Não é de hoje que há um grande debate sobre a saúde mental dos jornalistas em tempo de hipermodernidade. Os casos de Burnout não são raros, pelo contrário. Christiane revela-se atenta com isso tanto com relação a si como por seus colegas de ofício. “Desde 2017, entrei nessa jornada de autoconhecimento que fez toda a diferença na minha vida. Tenho muita preocupação com saúde mental. A pandemia intensificou isso, com as pessoas trancadas dentro de casa e trabalhando muito mais. Temos que saber nossos limites e cuidar da nossa saúde mental”. Em tempos de eleições aguerridas e discursos ferinos, o que a preocupa é a integridade dos profissionais de comunicação.
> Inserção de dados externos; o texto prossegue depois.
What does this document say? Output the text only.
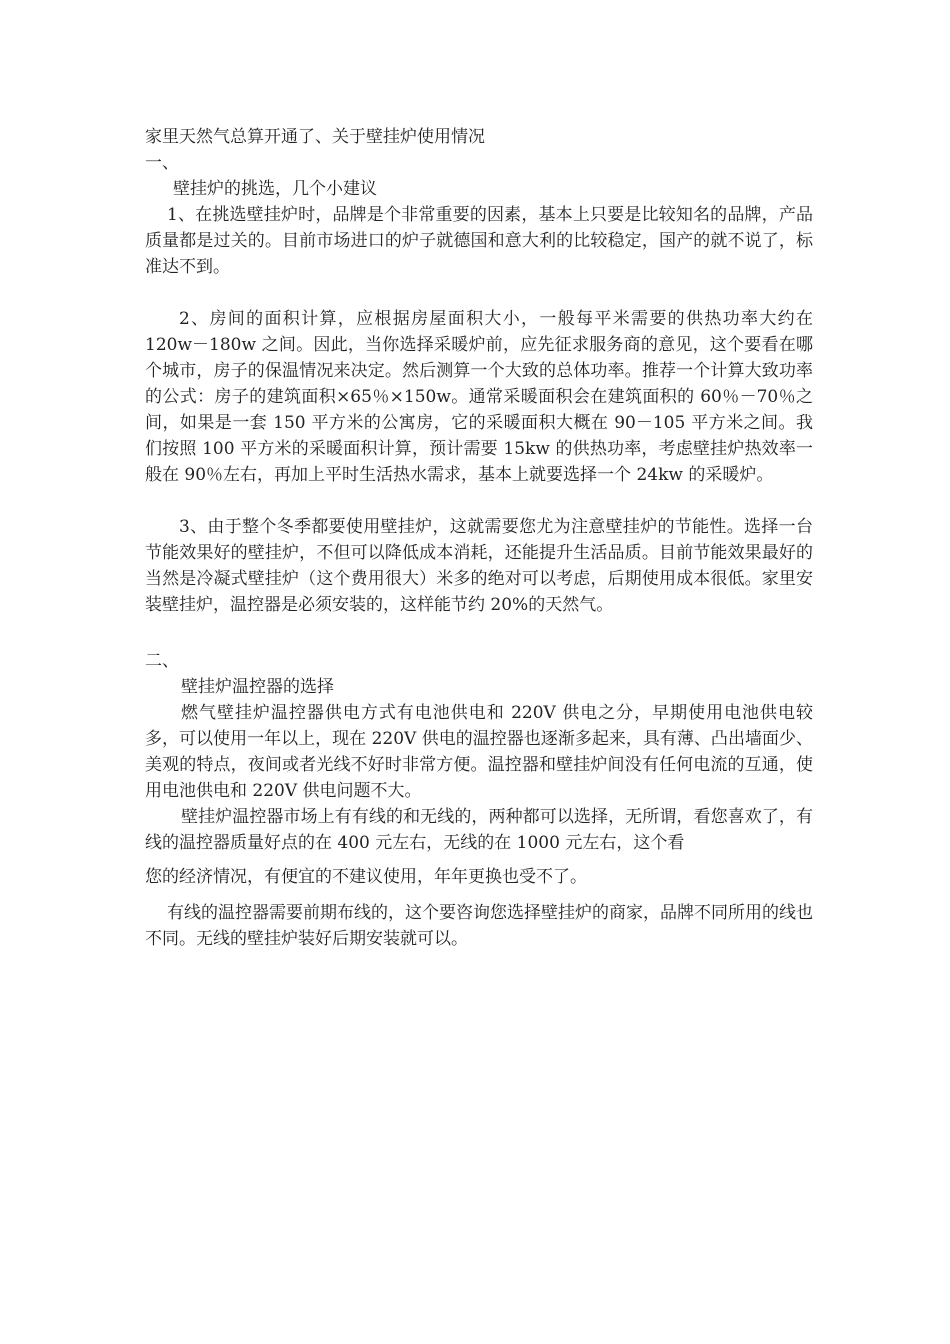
家里天然气总算开通了、关于壁挂炉使用情况
一、
壁挂炉的挑选，几个小建议
1、在挑选壁挂炉时，品牌是个非常重要的因素，基本上只要是比较知名的品牌，产品质量都是过关的。目前市场进口的炉子就德国和意大利的比较稳定，国产的就不说了，标准达不到。
2、房间的面积计算，应根据房屋面积大小，一般每平米需要的供热功率大约在 120w－180w 之间。因此，当你选择采暖炉前，应先征求服务商的意见，这个要看在哪个城市，房子的保温情况来决定。然后测算一个大致的总体功率。推荐一个计算大致功率的公式：房子的建筑面积×65％×150w。通常采暖面积会在建筑面积的 60％－70％之间，如果是一套 150 平方米的公寓房，它的采暖面积大概在 90－105 平方米之间。我们按照 100 平方米的采暖面积计算，预计需要 15kw 的供热功率，考虑壁挂炉热效率一般在 90％左右，再加上平时生活热水需求，基本上就要选择一个 24kw 的采暖炉。
3、由于整个冬季都要使用壁挂炉，这就需要您尤为注意壁挂炉的节能性。选择一台节能效果好的壁挂炉，不但可以降低成本消耗，还能提升生活品质。目前节能效果最好的当然是冷凝式壁挂炉（这个费用很大）米多的绝对可以考虑，后期使用成本很低。家里安装壁挂炉，温控器是必须安装的，这样能节约 20%的天然气。
二、
壁挂炉温控器的选择
燃气壁挂炉温控器供电方式有电池供电和 220V 供电之分，早期使用电池供电较多，可以使用一年以上，现在 220V 供电的温控器也逐渐多起来，具有薄、凸出墙面少、美观的特点，夜间或者光线不好时非常方便。温控器和壁挂炉间没有任何电流的互通，使用电池供电和 220V 供电问题不大。
壁挂炉温控器市场上有有线的和无线的，两种都可以选择，无所谓，看您喜欢了，有线的温控器质量好点的在 400 元左右，无线的在 1000 元左右，这个看
您的经济情况，有便宜的不建议使用，年年更换也受不了。
有线的温控器需要前期布线的，这个要咨询您选择壁挂炉的商家，品牌不同所用的线也不同。无线的壁挂炉装好后期安装就可以。
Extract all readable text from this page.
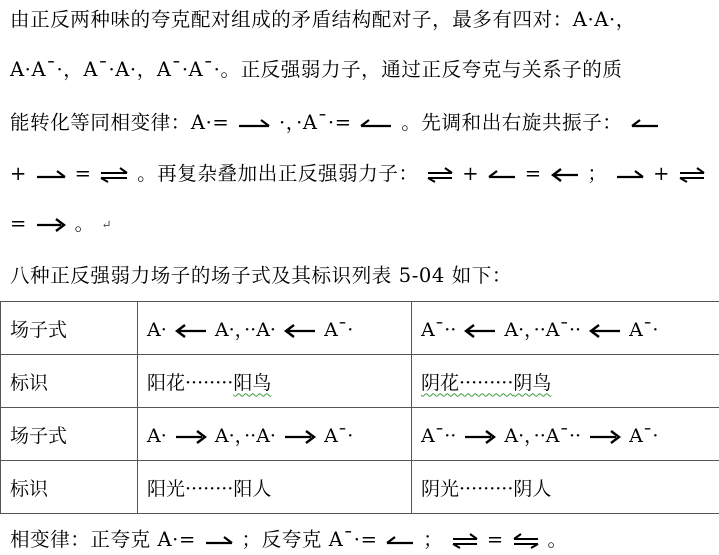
由正反两种味的夸克配对组成的矛盾结构配对子，最多有四对：A·A·，
A·A¯·，A¯·A·，A¯·A¯·。正反强弱力子，通过正反夸克与关系子的质
能转化等同相变律：A·=	·，·A¯·=	。先调和出右旋共振子：
+ = 。再复杂叠加出正反强弱力子： + = ； +
= 。 ↵
八种正反强弱力场子的场子式及其标识列表 5-04 如下：
场子式	A· A·，··A· A¯·	A¯·· A·，··A¯·· A¯·
标识	阳花········阳鸟	阴花·········阴鸟
场子式	A· A·，··A· A¯·	A¯·· A·，··A¯·· A¯·
标识	阳光········阳人	阴光·········阴人
相变律：正夸克 A·= ；反夸克 A¯·= ； = 。
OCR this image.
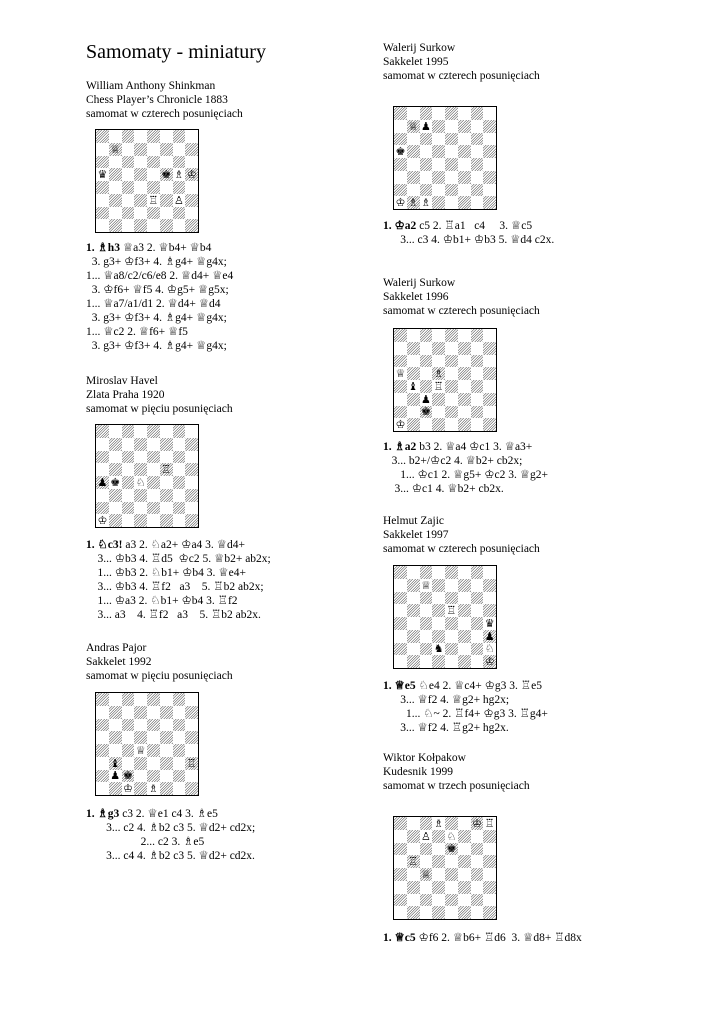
Samomaty - miniatury
William Anthony Shinkman
Chess Player’s Chronicle 1883
samomat w czterech posunięciach
♕
♛	♚ ♗ ♔
♖ ♙
1. ♗h3 ♕a3 2. ♕b4+ ♕b4
3. g3+ ♔f3+ 4. ♗g4+ ♕g4x;
1... ♕a8/c2/c6/e8 2. ♕d4+ ♕e4
3. ♔f6+ ♕f5 4. ♔g5+ ♕g5x;
1... ♕a7/a1/d1 2. ♕d4+ ♕d4
3. g3+ ♔f3+ 4. ♗g4+ ♕g4x;
1... ♕c2 2. ♕f6+ ♕f5
3. g3+ ♔f3+ 4. ♗g4+ ♕g4x;
Miroslav Havel
Zlata Praha 1920
samomat w pięciu posunięciach
♖
♟ ♚ ♘
♔
1. ♘c3! a3 2. ♘a2+ ♔a4 3. ♕d4+
3... ♔b3 4. ♖d5  ♔c2 5. ♕b2+ ab2x;
1... ♔b3 2. ♘b1+ ♔b4 3. ♕e4+
3... ♔b3 4. ♖f2   a3    5. ♖b2 ab2x;
1... ♔a3 2. ♘b1+ ♔b4 3. ♖f2
3... a3    4. ♖f2   a3    5. ♖b2 ab2x.
Andras Pajor
Sakkelet 1992
samomat w pięciu posunięciach
♕
♝	♖
♟ ♚
♔ ♗
1. ♗g3 c3 2. ♕e1 c4 3. ♗e5
3... c2 4. ♗b2 c3 5. ♕d2+ cd2x;
2... c2 3. ♗e5
3... c4 4. ♗b2 c3 5. ♕d2+ cd2x.
Walerij Surkow
Sakkelet 1995
samomat w czterech posunięciach
♕ ♟
♚
♔ ♗ ♗
1. ♔a2 c5 2. ♖a1   c4     3. ♕c5
3... c3 4. ♔b1+ ♔b3 5. ♕d4 c2x.
Walerij Surkow
Sakkelet 1996
samomat w czterech posunięciach
♕	♗
♝ ♖
♟
♚
♔
1. ♗a2 b3 2. ♕a4 ♔c1 3. ♕a3+
3... b2+/♔c2 4. ♕b2+ cb2x;
1... ♔c1 2. ♕g5+ ♔c2 3. ♕g2+
3... ♔c1 4. ♕b2+ cb2x.
Helmut Zajic
Sakkelet 1997
samomat w czterech posunięciach
♕
♖
♛
♟
♞	♘
♔
1. ♕e5 ♘e4 2. ♕c4+ ♔g3 3. ♖e5
3... ♕f2 4. ♕g2+ hg2x;
1... ♘~ 2. ♖f4+ ♔g3 3. ♖g4+
3... ♕f2 4. ♖g2+ hg2x.
Wiktor Kołpakow
Kudesnik 1999
samomat w trzech posunięciach
♗	♔ ♖
♙ ♘
♚
♖
♕
1. ♕c5 ♔f6 2. ♕b6+ ♖d6  3. ♕d8+ ♖d8x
No dia em que esta reportagem estava sendo escrita, uma repórter do Maranhão foi agredida por um pré-candidato a vereador, do Maranhão. Na semana anterior, repórteres que cobriam um evento político também foram agredidos. “Já sofri agressões verbais, nunca físicas. A liberdade de expressão é algo que conquistamos há décadas e não vamos prescindir disso de maneira alguma. É fruto do amadurecimento da nossa democracia. Claro, temos que procurar ferramentas para nos protegermos, mas a liberdade de expressão é fundamental”.